Interest in cryptocurrencies and NFTs (non-fungible tokens) has grown dramatically of late as the market transforms from niche to booming, and a lot of money has been flying around. For instance, last year auction house Christie’s sold an NFT-based virtual piece of artwork for $69 million. But while their popularity is undeniable, taxpayers who own NFTs now suffer a lack of guidance.
NFTs are essentially one-of-a-kind digital assets. They can be pieces of artwork and songs, but also tweets and GIFs. Although not explicitly confirmed by the IRS, they are likely considered collectibles like art, antiques, and gems for tax purposes. Objects in this category tends to be held by the super-wealthy and subject to a special tax rate higher than the general long-term capital gain tax rate.

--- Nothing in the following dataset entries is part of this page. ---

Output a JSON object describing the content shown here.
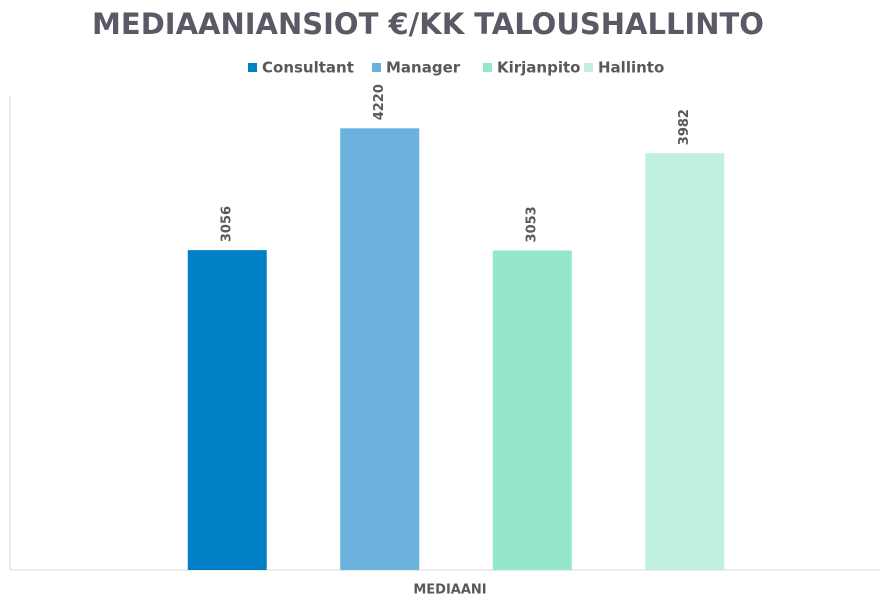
{
  "chart_data": {
    "type": "bar",
    "title": "MEDIAANIANSIOT €/KK TALOUSHALLINTO",
    "categories": [
      "MEDIAANI"
    ],
    "series": [
      {
        "name": "Consultant",
        "color": "#0280c6",
        "values": [
          3056
        ]
      },
      {
        "name": "Manager",
        "color": "#6ab2dd",
        "values": [
          4220
        ]
      },
      {
        "name": "Kirjanpito",
        "color": "#94e6cc",
        "values": [
          3053
        ]
      },
      {
        "name": "Hallinto",
        "color": "#c2f0df",
        "values": [
          3982
        ]
      }
    ],
    "ylim": [
      0,
      4500
    ],
    "legend": "top"
  }
}
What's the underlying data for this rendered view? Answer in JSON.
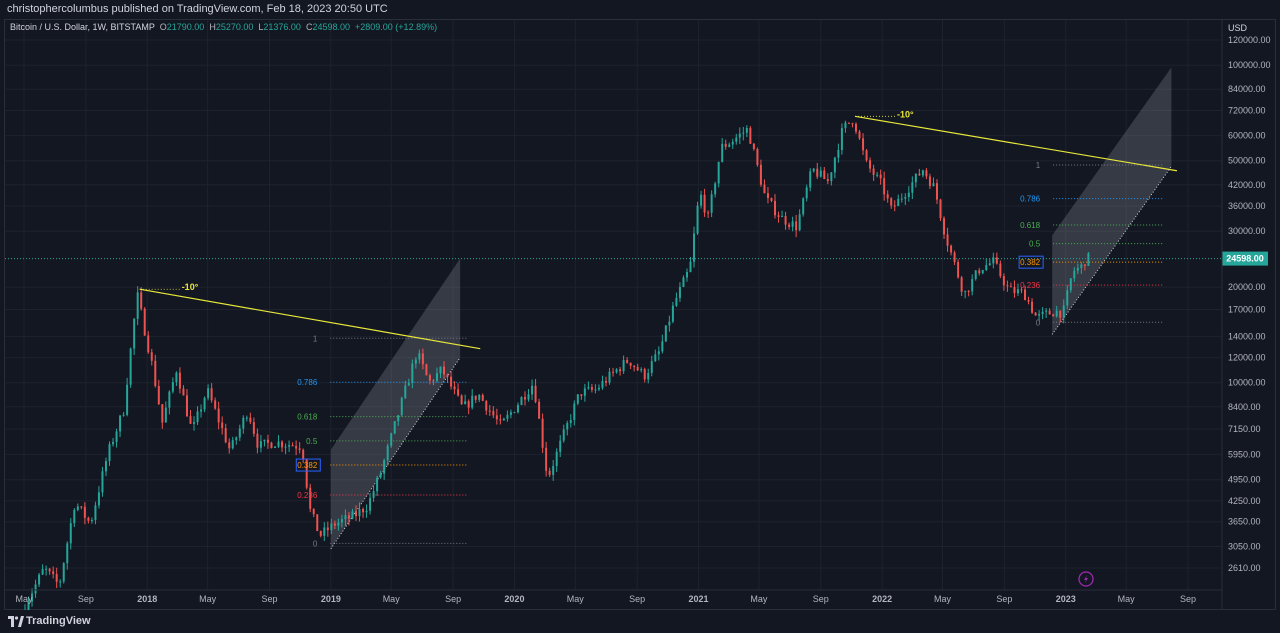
{
  "header": {
    "publisher_line": "christophercolumbus published on TradingView.com, Feb 18, 2023 20:50 UTC"
  },
  "symbol_legend": {
    "symbol": "Bitcoin / U.S. Dollar, 1W, BITSTAMP",
    "o_label": "O",
    "open": "21790.00",
    "h_label": "H",
    "high": "25270.00",
    "l_label": "L",
    "low": "21376.00",
    "c_label": "C",
    "close": "24598.00",
    "change": "+2809.00 (+12.89%)"
  },
  "footer": {
    "brand": "TradingView"
  },
  "colors": {
    "bg": "#131722",
    "up": "#26a69a",
    "down": "#ef5350",
    "trendline": "#e8e83a",
    "price_line": "#26a69a",
    "grid": "#1e222d"
  },
  "chart_data": {
    "type": "candlestick",
    "symbol": "BTCUSD",
    "interval": "1W",
    "scale": "log",
    "currency": "USD",
    "last_price": "24598.00",
    "x_tick_labels": [
      "May",
      "Sep",
      "2018",
      "May",
      "Sep",
      "2019",
      "May",
      "Sep",
      "2020",
      "May",
      "Sep",
      "2021",
      "May",
      "Sep",
      "2022",
      "May",
      "Sep",
      "2023",
      "May",
      "Sep"
    ],
    "x_tick_dates": [
      "2017-05-01",
      "2017-09-01",
      "2018-01-01",
      "2018-05-01",
      "2018-09-01",
      "2019-01-01",
      "2019-05-01",
      "2019-09-01",
      "2020-01-01",
      "2020-05-01",
      "2020-09-01",
      "2021-01-01",
      "2021-05-01",
      "2021-09-01",
      "2022-01-01",
      "2022-05-01",
      "2022-09-01",
      "2023-01-01",
      "2023-05-01",
      "2023-09-01"
    ],
    "y_tick_labels": [
      "120000.00",
      "100000.00",
      "84000.00",
      "72000.00",
      "60000.00",
      "50000.00",
      "42000.00",
      "36000.00",
      "30000.00",
      "20000.00",
      "17000.00",
      "14000.00",
      "12000.00",
      "10000.00",
      "8400.00",
      "7150.00",
      "5950.00",
      "4950.00",
      "4250.00",
      "3650.00",
      "3050.00",
      "2610.00"
    ],
    "y_tick_values": [
      120000,
      100000,
      84000,
      72000,
      60000,
      50000,
      42000,
      36000,
      30000,
      20000,
      17000,
      14000,
      12000,
      10000,
      8400,
      7150,
      5950,
      4950,
      4250,
      3650,
      3050,
      2610
    ],
    "price_path": [
      [
        "2017-05-01",
        1900
      ],
      [
        "2017-06-15",
        2600
      ],
      [
        "2017-07-15",
        2300
      ],
      [
        "2017-08-15",
        4200
      ],
      [
        "2017-09-15",
        3600
      ],
      [
        "2017-10-20",
        6000
      ],
      [
        "2017-11-20",
        8200
      ],
      [
        "2017-12-17",
        19000
      ],
      [
        "2018-01-15",
        11500
      ],
      [
        "2018-02-05",
        7500
      ],
      [
        "2018-03-05",
        11000
      ],
      [
        "2018-04-05",
        7000
      ],
      [
        "2018-05-05",
        9500
      ],
      [
        "2018-06-20",
        6100
      ],
      [
        "2018-07-25",
        8200
      ],
      [
        "2018-08-15",
        6300
      ],
      [
        "2018-09-15",
        6500
      ],
      [
        "2018-10-15",
        6400
      ],
      [
        "2018-11-10",
        6300
      ],
      [
        "2018-11-25",
        4000
      ],
      [
        "2018-12-15",
        3300
      ],
      [
        "2019-01-15",
        3600
      ],
      [
        "2019-02-20",
        3800
      ],
      [
        "2019-03-20",
        4100
      ],
      [
        "2019-04-15",
        5200
      ],
      [
        "2019-05-15",
        7500
      ],
      [
        "2019-06-26",
        12500
      ],
      [
        "2019-07-20",
        10000
      ],
      [
        "2019-08-15",
        11000
      ],
      [
        "2019-09-25",
        8300
      ],
      [
        "2019-10-26",
        9200
      ],
      [
        "2019-12-10",
        7300
      ],
      [
        "2020-01-15",
        8700
      ],
      [
        "2020-02-13",
        10000
      ],
      [
        "2020-03-12",
        5000
      ],
      [
        "2020-04-15",
        7000
      ],
      [
        "2020-05-15",
        9300
      ],
      [
        "2020-06-15",
        9500
      ],
      [
        "2020-07-28",
        11000
      ],
      [
        "2020-08-20",
        11800
      ],
      [
        "2020-09-20",
        10500
      ],
      [
        "2020-10-20",
        12500
      ],
      [
        "2020-11-20",
        18000
      ],
      [
        "2020-12-20",
        23000
      ],
      [
        "2021-01-08",
        40000
      ],
      [
        "2021-01-25",
        33000
      ],
      [
        "2021-02-20",
        55000
      ],
      [
        "2021-03-15",
        58000
      ],
      [
        "2021-04-14",
        63000
      ],
      [
        "2021-05-19",
        38000
      ],
      [
        "2021-06-20",
        33000
      ],
      [
        "2021-07-20",
        31000
      ],
      [
        "2021-08-20",
        47000
      ],
      [
        "2021-09-20",
        43000
      ],
      [
        "2021-10-20",
        63000
      ],
      [
        "2021-11-10",
        68000
      ],
      [
        "2021-12-05",
        49000
      ],
      [
        "2022-01-05",
        42000
      ],
      [
        "2022-01-24",
        35000
      ],
      [
        "2022-03-28",
        47000
      ],
      [
        "2022-04-20",
        41000
      ],
      [
        "2022-05-12",
        29000
      ],
      [
        "2022-06-18",
        19000
      ],
      [
        "2022-07-20",
        23000
      ],
      [
        "2022-08-15",
        24000
      ],
      [
        "2022-09-15",
        19500
      ],
      [
        "2022-10-15",
        19200
      ],
      [
        "2022-11-09",
        16000
      ],
      [
        "2022-12-15",
        16800
      ],
      [
        "2023-01-01",
        16600
      ],
      [
        "2023-01-20",
        22500
      ],
      [
        "2023-02-05",
        23000
      ],
      [
        "2023-02-15",
        24598
      ]
    ],
    "drawings": [
      {
        "type": "trend_line",
        "label": "-10°",
        "start": [
          "2017-12-17",
          19700
        ],
        "end": [
          "2019-10-25",
          12800
        ]
      },
      {
        "type": "trend_line",
        "label": "-10°",
        "start": [
          "2021-11-08",
          69000
        ],
        "end": [
          "2023-08-10",
          46500
        ]
      },
      {
        "type": "fib_retracement",
        "levels": [
          "1",
          "0.786",
          "0.618",
          "0.5",
          "0.382",
          "0.236",
          "0"
        ],
        "level_values": [
          1,
          0.786,
          0.618,
          0.5,
          0.382,
          0.236,
          0
        ],
        "low": 3120,
        "high": 13800,
        "start_date": "2018-12-15",
        "end_date": "2019-09-30"
      },
      {
        "type": "fib_retracement",
        "levels": [
          "1",
          "0.786",
          "0.618",
          "0.5",
          "0.382",
          "0.236",
          "0"
        ],
        "level_values": [
          1,
          0.786,
          0.618,
          0.5,
          0.382,
          0.236,
          0
        ],
        "low": 15500,
        "high": 48500,
        "start_date": "2022-11-21",
        "end_date": "2023-07-15"
      },
      {
        "type": "channel",
        "from_date": "2019-01-01",
        "to_date": "2019-09-15",
        "bottom_start": 3000,
        "bottom_end": 12000,
        "height_factor": 2.05
      },
      {
        "type": "channel",
        "from_date": "2022-12-05",
        "to_date": "2023-07-30",
        "bottom_start": 14200,
        "bottom_end": 48000,
        "height_factor": 2.05
      }
    ]
  }
}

Indeed, the tax rate applicable to investment returns for stock, bonds, and crypto differs from collectible holdings. On one hand, crypto investors who sell their assets may owe a 23.8% top rate on any capital gains. On the other hand, appreciation on collectibles is subject to a 31.8% top rate with different income thresholds applying.
Collectibles, according to the Internal Revenue Code, include art and “any other tangible personal property that the IRS determines is a collectible.” NFTs seemingly would fall under the art category because they are collectible. However, they are also intangible, and thus it remains to be seen how the IRS will decide to tax them.